The Poland Government has officially opened a Sh 20 million Fire and Rescue Training Centre in Kiambu with the First Fire Fighting curriculum accredited to Technical Vocational Education Training Authority (TVETA).

During the familiarization tour to the facility, Poland Deputy Minister for Foreign Affairs in charge of Development and Economic Cooperation for Africa and the Middle East Pavel Jablonski together with the Poland Ambassador to Kenya Jacek Bazanski, said the training centre will provide high quality professional education and certification services for firefighters from across the country.

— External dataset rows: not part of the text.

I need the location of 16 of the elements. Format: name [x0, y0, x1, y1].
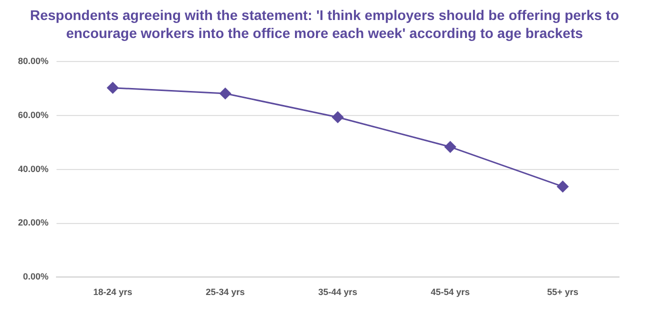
point — [444, 141, 456, 153]
y-tick-label: 0.00% — [22, 272, 49, 282]
y-tick-label: 20.00% — [18, 218, 49, 228]
x-tick-label: 18-24 yrs — [93, 287, 132, 298]
x-tick-label: 35-44 yrs — [318, 287, 358, 298]
point — [557, 180, 569, 192]
y-tick-label: 60.00% — [18, 110, 49, 120]
y-tick-label: 80.00% — [18, 56, 49, 66]
point — [332, 111, 344, 123]
x-tick-label: 25-34 yrs — [206, 287, 245, 298]
chart-title: Respondents agreeing with the statement: 'I think employers should be offering perks to encourage workers into the office more each week' according to age brackets — [28, 6, 620, 42]
x-tick-label: 55+ yrs — [547, 287, 578, 298]
point — [107, 82, 119, 94]
y-tick-label: 40.00% — [18, 164, 49, 174]
x-tick-label: 45-54 yrs — [430, 287, 470, 298]
point — [220, 88, 232, 100]
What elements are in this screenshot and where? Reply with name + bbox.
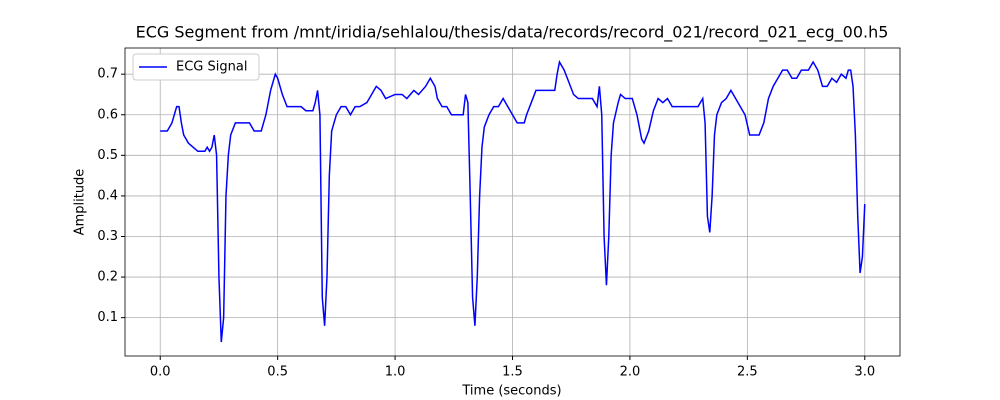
x-tick-label: 2.0 <box>620 365 641 380</box>
x-tick-label: 0.5 <box>267 365 288 380</box>
x-tick-label: 3.0 <box>854 365 875 380</box>
y-axis-label: Amplitude <box>73 169 88 236</box>
y-tick-label: 0.2 <box>97 270 118 285</box>
x-tick-label: 0.0 <box>150 365 171 380</box>
x-tick-label: 1.5 <box>502 365 523 380</box>
y-tick-label: 0.3 <box>97 229 118 244</box>
x-axis-label: Time (seconds) <box>461 384 561 399</box>
legend-label: ECG Signal <box>176 60 247 75</box>
y-tick-label: 0.7 <box>97 67 118 82</box>
x-tick-label: 1.0 <box>385 365 406 380</box>
line-series <box>160 59 866 343</box>
chart-title: ECG Segment from /mnt/iridia/sehlalou/th… <box>136 23 889 43</box>
y-tick-label: 0.5 <box>97 148 118 163</box>
plot-frame <box>124 47 901 357</box>
y-tick-label: 0.1 <box>97 310 118 325</box>
y-tick-label: 0.4 <box>97 188 118 203</box>
legend-box <box>132 53 260 81</box>
x-tick-label: 2.5 <box>737 365 758 380</box>
y-tick-label: 0.6 <box>97 107 118 122</box>
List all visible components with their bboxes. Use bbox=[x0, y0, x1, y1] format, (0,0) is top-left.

According to Mr. Jablonski, Polish instructors have already trained over 600 Kenyan firefighters, and have offered firefighting services in over 30 counties, the Polish government has also donated professional personal protection equipment and gear for their units.

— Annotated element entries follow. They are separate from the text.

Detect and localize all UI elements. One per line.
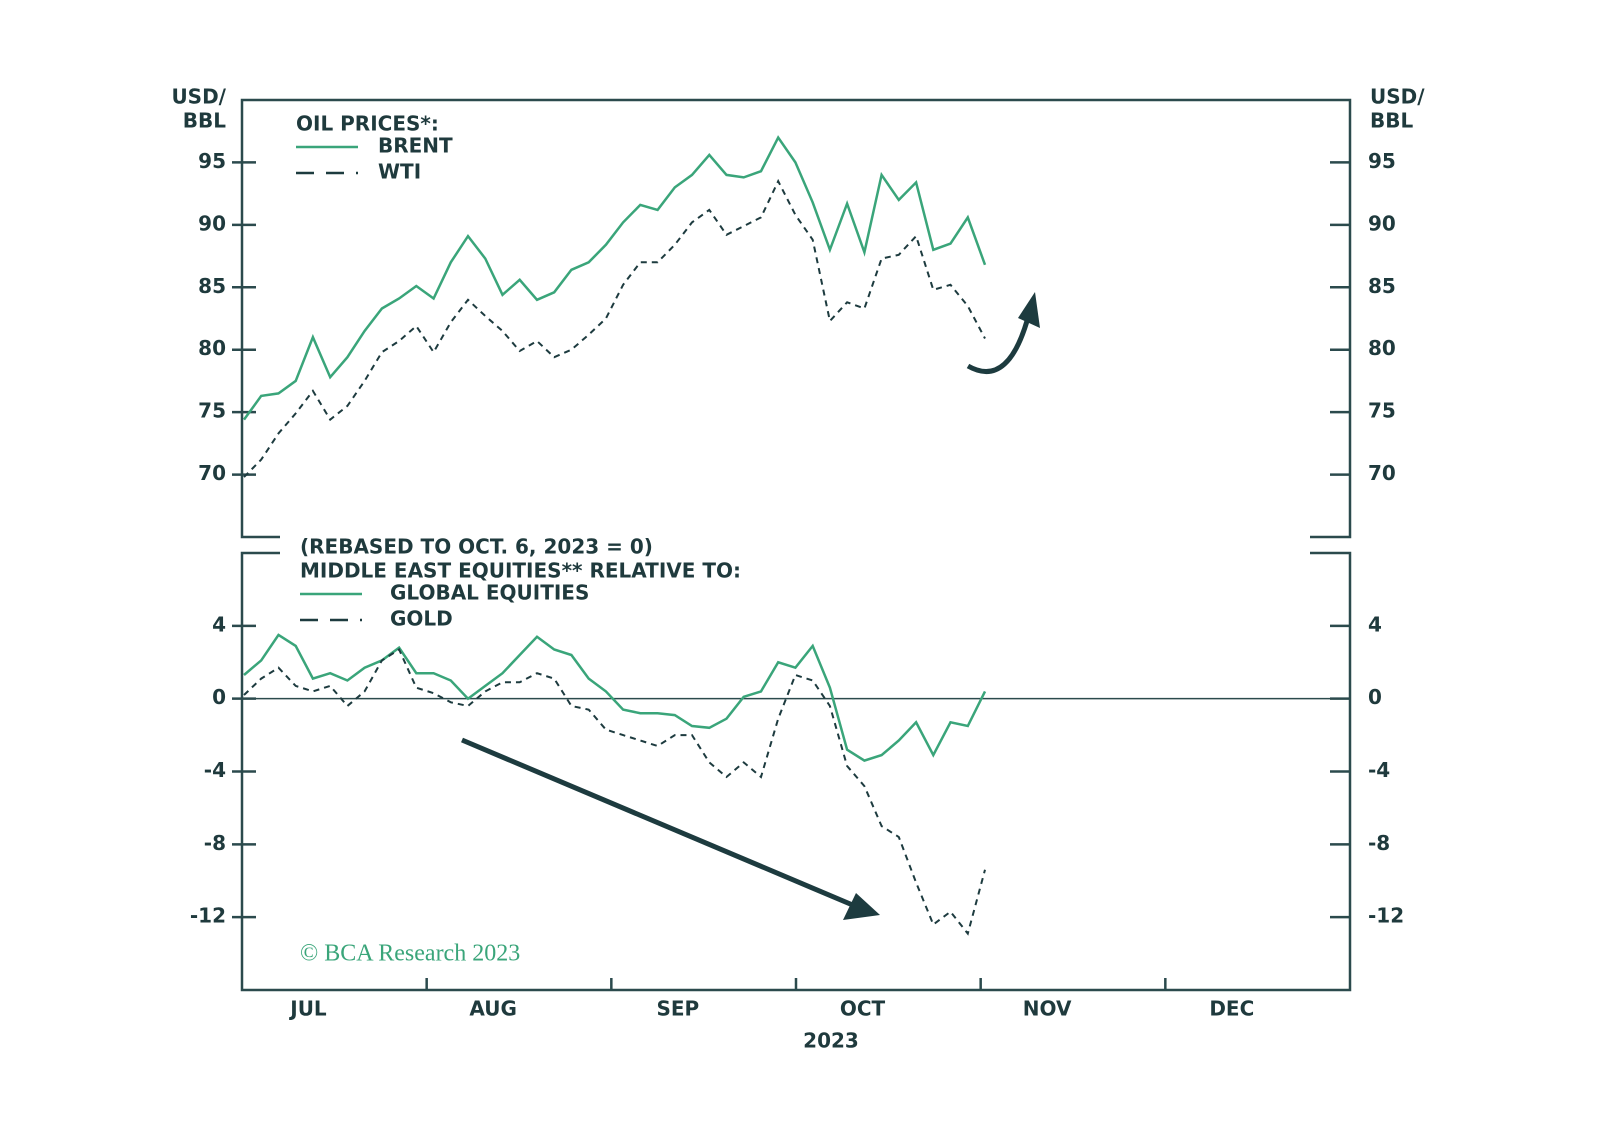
y2-tick-label: 85 [1368,274,1396,298]
y-axis-label: BBL [183,109,226,133]
y2-tick-label: -12 [1368,904,1404,928]
annotation-arrows [461,292,1040,920]
y2-tick-label: 0 [1368,685,1382,709]
series-line [243,648,986,936]
y-tick-label: 80 [198,336,226,360]
y2-tick-label: 95 [1368,149,1396,173]
legend-label: WTI [378,160,421,184]
y-tick-label: -4 [204,758,226,782]
y2-tick-label: -8 [1368,831,1390,855]
y-tick-label: 4 [212,612,226,636]
y-tick-label: 85 [198,274,226,298]
y2-tick-label: 80 [1368,336,1396,360]
x-tick-label: DEC [1209,997,1254,1021]
y-tick-label: -12 [190,904,226,928]
legend-label: GOLD [390,607,453,631]
top-frame [240,98,1352,539]
series-line [242,135,987,421]
y-tick-label: 70 [198,461,226,485]
x-tick-label: JUL [288,997,327,1021]
down-arrowhead [843,893,880,920]
y2-axis-label: USD/ [1370,85,1425,109]
x-tick-label: SEP [656,997,699,1021]
y2-tick-label: 75 [1368,399,1396,423]
y2-tick-label: 4 [1368,612,1382,636]
x-tick-label: OCT [840,997,886,1021]
y-axis-label: USD/ [171,85,226,109]
x-tick-label: AUG [469,997,517,1021]
series-line [243,178,986,478]
x-axis-label: 2023 [803,1029,859,1053]
up-arrow [966,309,1033,374]
legend-title: OIL PRICES*: [296,112,439,136]
down-arrow [461,737,856,909]
up-arrowhead [1018,292,1040,328]
y-tick-label: 75 [198,399,226,423]
legend-title: (REBASED TO OCT. 6, 2023 = 0) [300,535,653,559]
y2-axis-label: BBL [1370,109,1413,133]
y2-tick-label: 70 [1368,461,1396,485]
y-tick-label: 0 [212,685,226,709]
y-tick-label: -8 [204,831,226,855]
y-tick-label: 90 [198,211,226,235]
x-tick-label: NOV [1023,997,1072,1021]
series-line [243,633,987,762]
credit: © BCA Research 2023 [300,941,520,967]
y2-tick-label: -4 [1368,758,1390,782]
y-tick-label: 95 [198,149,226,173]
legend-label: GLOBAL EQUITIES [390,581,589,605]
y2-tick-label: 90 [1368,211,1396,235]
legend-label: BRENT [378,134,453,158]
legend-title: MIDDLE EAST EQUITIES** RELATIVE TO: [300,559,741,583]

The Chairman chief fire officers Association (CFOA) Mr. Samuel Kahura said that the fire fighters are being trained using the latest techniques in compacting fire and rescue mission whenever such incident occurs.

He further said that the fire fighters are also being trained in high rope rescue training under the Polish center for international aid who partnered with the County Government through the Poland Ministry of foreign affairs.

“I’m proud of the 80 graduands in Kiambu, as we are now very prepared in case of a disaster and my government will continue partnering with the Polish Government to empower the disaster and rescue team with more skills to deal with disasters,” said Kiambu Governor James Nyoro.

Kahura said that the fire training college is offering training to professional fire fighters from the 30 counties only and it is not open to the public yet and because of Covid-19 the training has not been actualized but it is offered online.

He further said counties have been importing fire engines at accost of Sh. 60 million but through a Collaboration with Polish Center for International Aid (PCPM), chief fire officers Association (CFOA) Kenya have developed a prototype (Isuzu) fire Engine, manufactured in Kenya for Kenya.

“We call upon other counties to come and buy these locally manufactured fire engines as they cost four times less than the imported fire engines and have been customized to a fire engine which is easy to maintain and maneuver on our rough terrain,” said Kahura.